10 Jahre Annexion der Krim: Unbesetzte Erinnerungen
Die Krim ist erneut hinter einem Eisernen Vorhang versunken. Blick zurück auf eine Reise im Jahr 2011 auf eine Halbinsel voller Vielfalt.
D er Abend bricht über Kezlev herein. Die Laternen entflammen, sie tauchen das Gassengewirr in goldenes Licht und vom Minarett ruft der Muezzin zum Abendgebet. Tiefer Frieden legt sich über die Stadt am Schwarzen Meer. Es ist der Sommer 2011. Die Krim ist nicht von Russland annektiert, sie ist kein Kriegsschauplatz und die Krimtataren sind voller Hoffnung, ihre Kultur und ihre Traditionen wieder auf der Halbinsel einzupflanzen, besonders eindrucksvoll im alten Kezlev, dem heutigen Jewpatorija im Westen der Halbinsel.
Krimtataren haben im wiederaufgebauten Stadttor ein Modell der Hafenstadt Kezlev aufgebaut, wie sie war – vor der Annexion durch das Russische Reich 1783. Das Stadtrelief vom muslimischen Kezlev mit Mauern, Schiffen, Minaretten und Gassen war ein Hingucker.
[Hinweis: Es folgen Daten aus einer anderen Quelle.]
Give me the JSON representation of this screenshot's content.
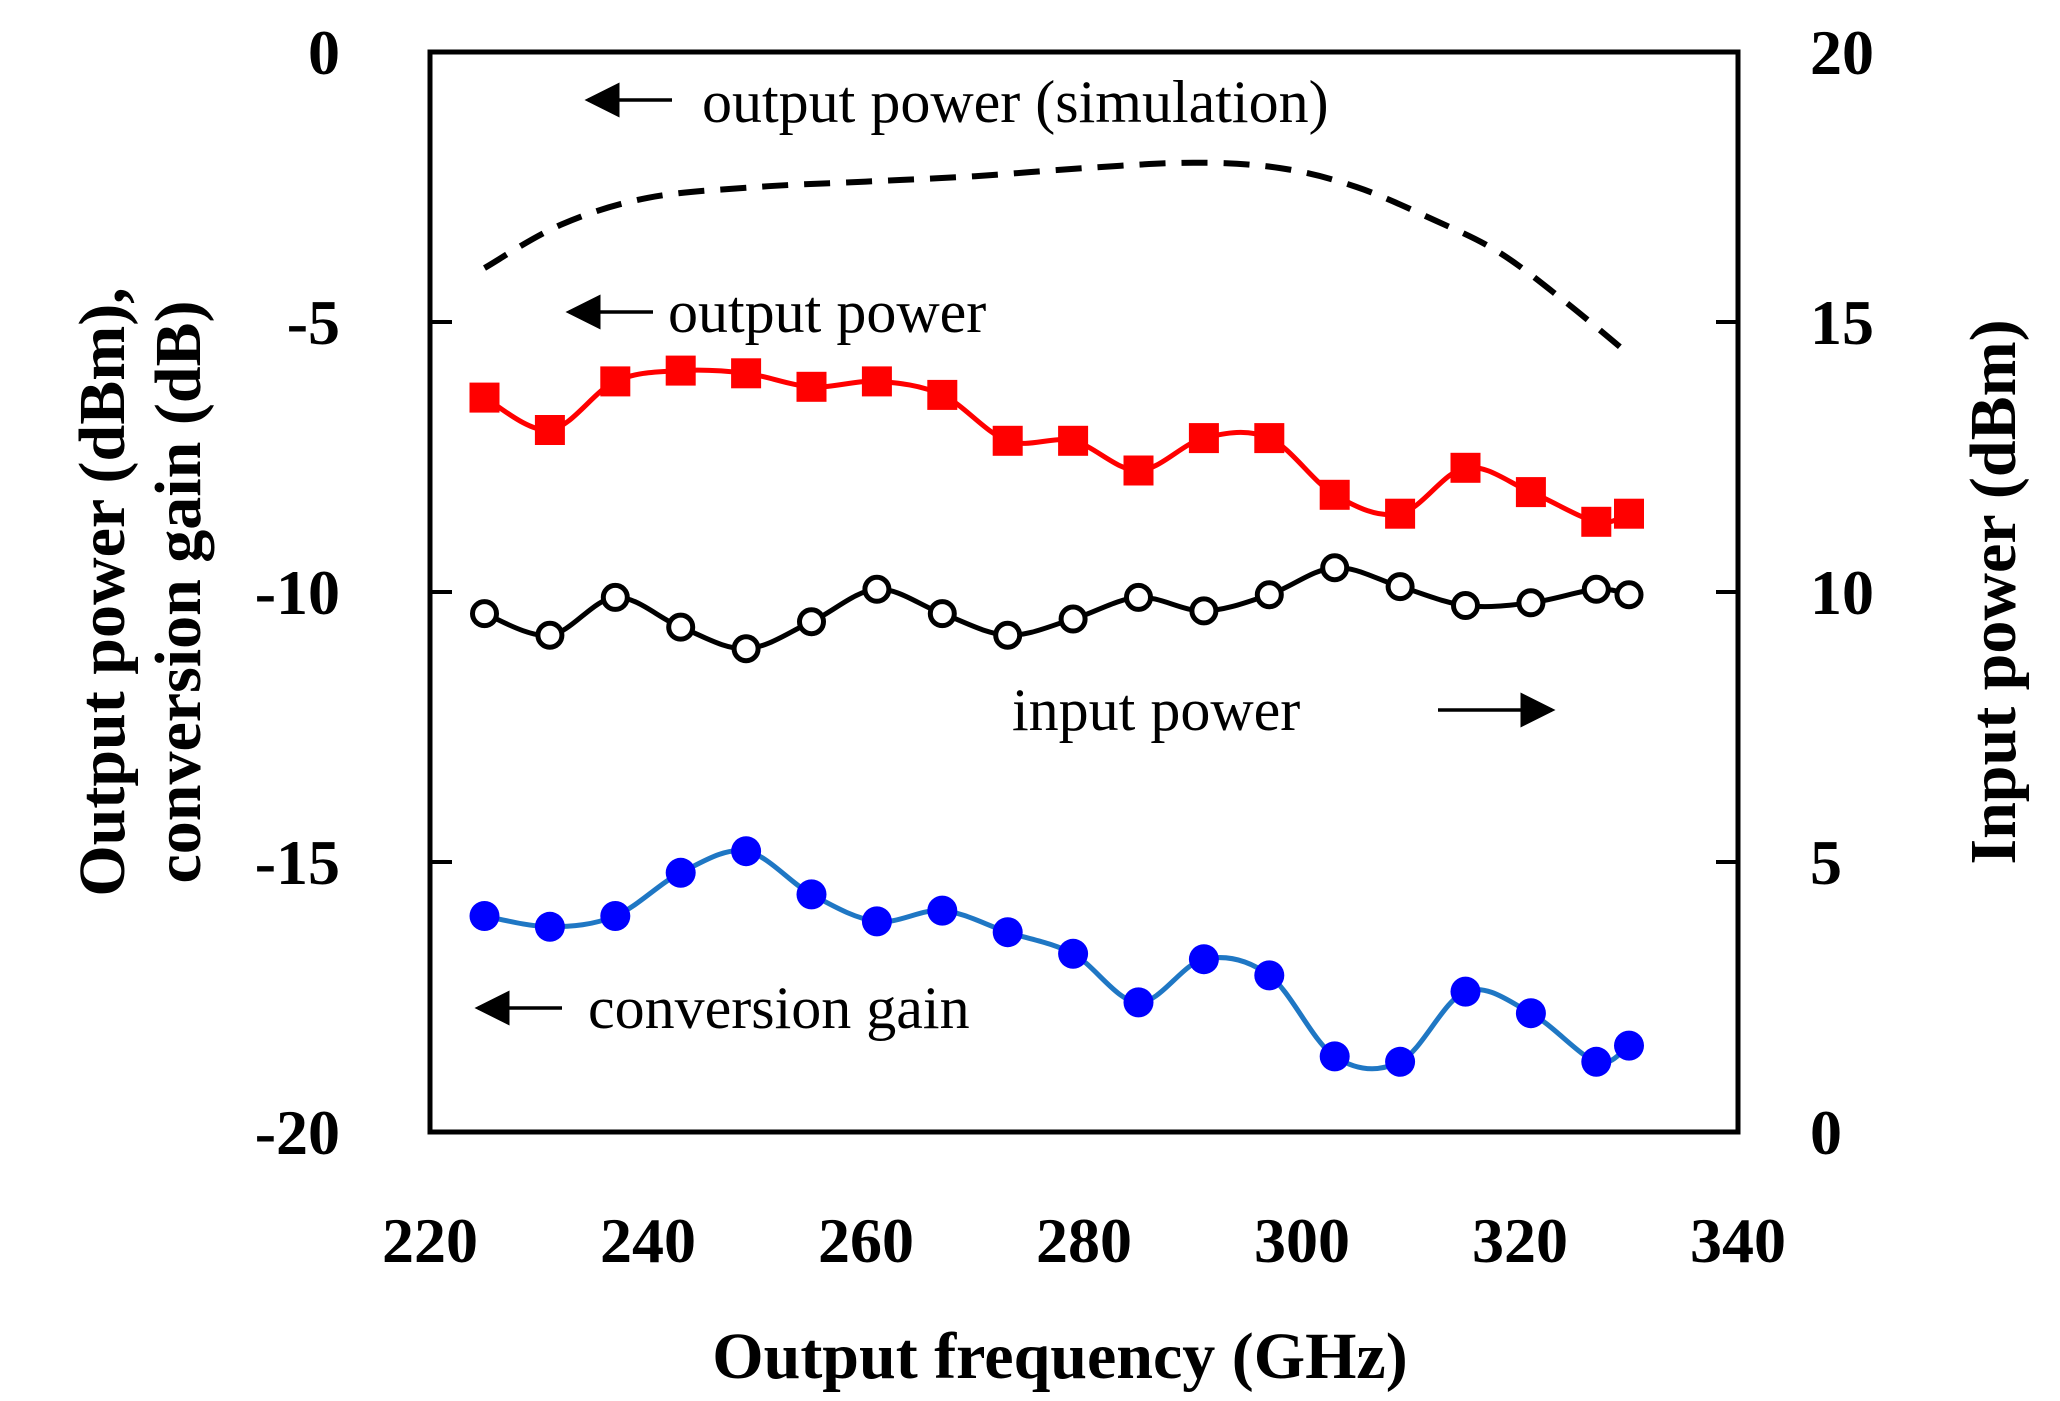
{
  "chart_data": {
    "type": "line",
    "x_label": "Output frequency (GHz)",
    "y_label_left_line1": "Output power (dBm),",
    "y_label_left_line2": "conversion gain (dB)",
    "y_label_right": "Input power (dBm)",
    "x_range": [
      220,
      340
    ],
    "y_left_range": [
      -20,
      0
    ],
    "y_right_range": [
      0,
      20
    ],
    "x_ticks": [
      "220",
      "240",
      "260",
      "280",
      "300",
      "320",
      "340"
    ],
    "y_left_ticks": [
      "-20",
      "-15",
      "-10",
      "-5",
      "0"
    ],
    "y_right_ticks": [
      "0",
      "5",
      "10",
      "15",
      "20"
    ],
    "annotations": {
      "sim": "output power (simulation)",
      "out": "output power",
      "inp": "input power",
      "cg": "conversion gain"
    },
    "series": [
      {
        "name": "output power (simulation)",
        "axis": "left",
        "style": "dashed",
        "color": "#000000",
        "x": [
          225,
          232,
          240,
          250,
          260,
          270,
          280,
          290,
          298,
          305,
          312,
          318,
          324,
          330
        ],
        "y": [
          -4.0,
          -3.2,
          -2.7,
          -2.5,
          -2.4,
          -2.3,
          -2.15,
          -2.05,
          -2.15,
          -2.5,
          -3.1,
          -3.7,
          -4.6,
          -5.6
        ]
      },
      {
        "name": "output power",
        "axis": "left",
        "marker": "square",
        "color": "#ff0000",
        "x": [
          225,
          231,
          237,
          243,
          249,
          255,
          261,
          267,
          273,
          279,
          285,
          291,
          297,
          303,
          309,
          315,
          321,
          327,
          330
        ],
        "y": [
          -6.4,
          -7.0,
          -6.1,
          -5.9,
          -5.95,
          -6.2,
          -6.1,
          -6.35,
          -7.2,
          -7.2,
          -7.75,
          -7.15,
          -7.15,
          -8.2,
          -8.55,
          -7.7,
          -8.15,
          -8.7,
          -8.55
        ]
      },
      {
        "name": "input power",
        "axis": "right",
        "marker": "circle-open",
        "color": "#000000",
        "x": [
          225,
          231,
          237,
          243,
          249,
          255,
          261,
          267,
          273,
          279,
          285,
          291,
          297,
          303,
          309,
          315,
          321,
          327,
          330
        ],
        "y": [
          9.6,
          9.2,
          9.9,
          9.35,
          8.95,
          9.45,
          10.05,
          9.6,
          9.2,
          9.5,
          9.9,
          9.65,
          9.95,
          10.45,
          10.1,
          9.75,
          9.8,
          10.05,
          9.95
        ]
      },
      {
        "name": "conversion gain",
        "axis": "left",
        "marker": "circle",
        "color": "#0000ff",
        "line_color": "#1f77c4",
        "x": [
          225,
          231,
          237,
          243,
          249,
          255,
          261,
          267,
          273,
          279,
          285,
          291,
          297,
          303,
          309,
          315,
          321,
          327,
          330
        ],
        "y": [
          -16.0,
          -16.2,
          -16.0,
          -15.2,
          -14.8,
          -15.6,
          -16.1,
          -15.9,
          -16.3,
          -16.7,
          -17.6,
          -16.8,
          -17.1,
          -18.6,
          -18.7,
          -17.4,
          -17.8,
          -18.7,
          -18.4
        ]
      }
    ]
  }
}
Hier, im Süden der Ukraine, jenseits von Saporischschja und Cherson, in der Altstadt von Jewpatorija, war der Orient ganz sinnlich zu erleben.
Ich war im Juli 2011 auf die Halbinsel gekommen, um für einen Reiseführer zu recherchieren, mein dritter über die Ukraine. Vor uns, dem Fotografen Andreas Müller und mir, lagen drei Wochen Krim. Das Abenteuerlichste war der Aufstieg auf eine gotische Felsenburg, das Bizarrste war der Gang durch die Eingeweide eines toten AKW am Asowschen Meer. Das Überraschendste aber war Jewpatorija.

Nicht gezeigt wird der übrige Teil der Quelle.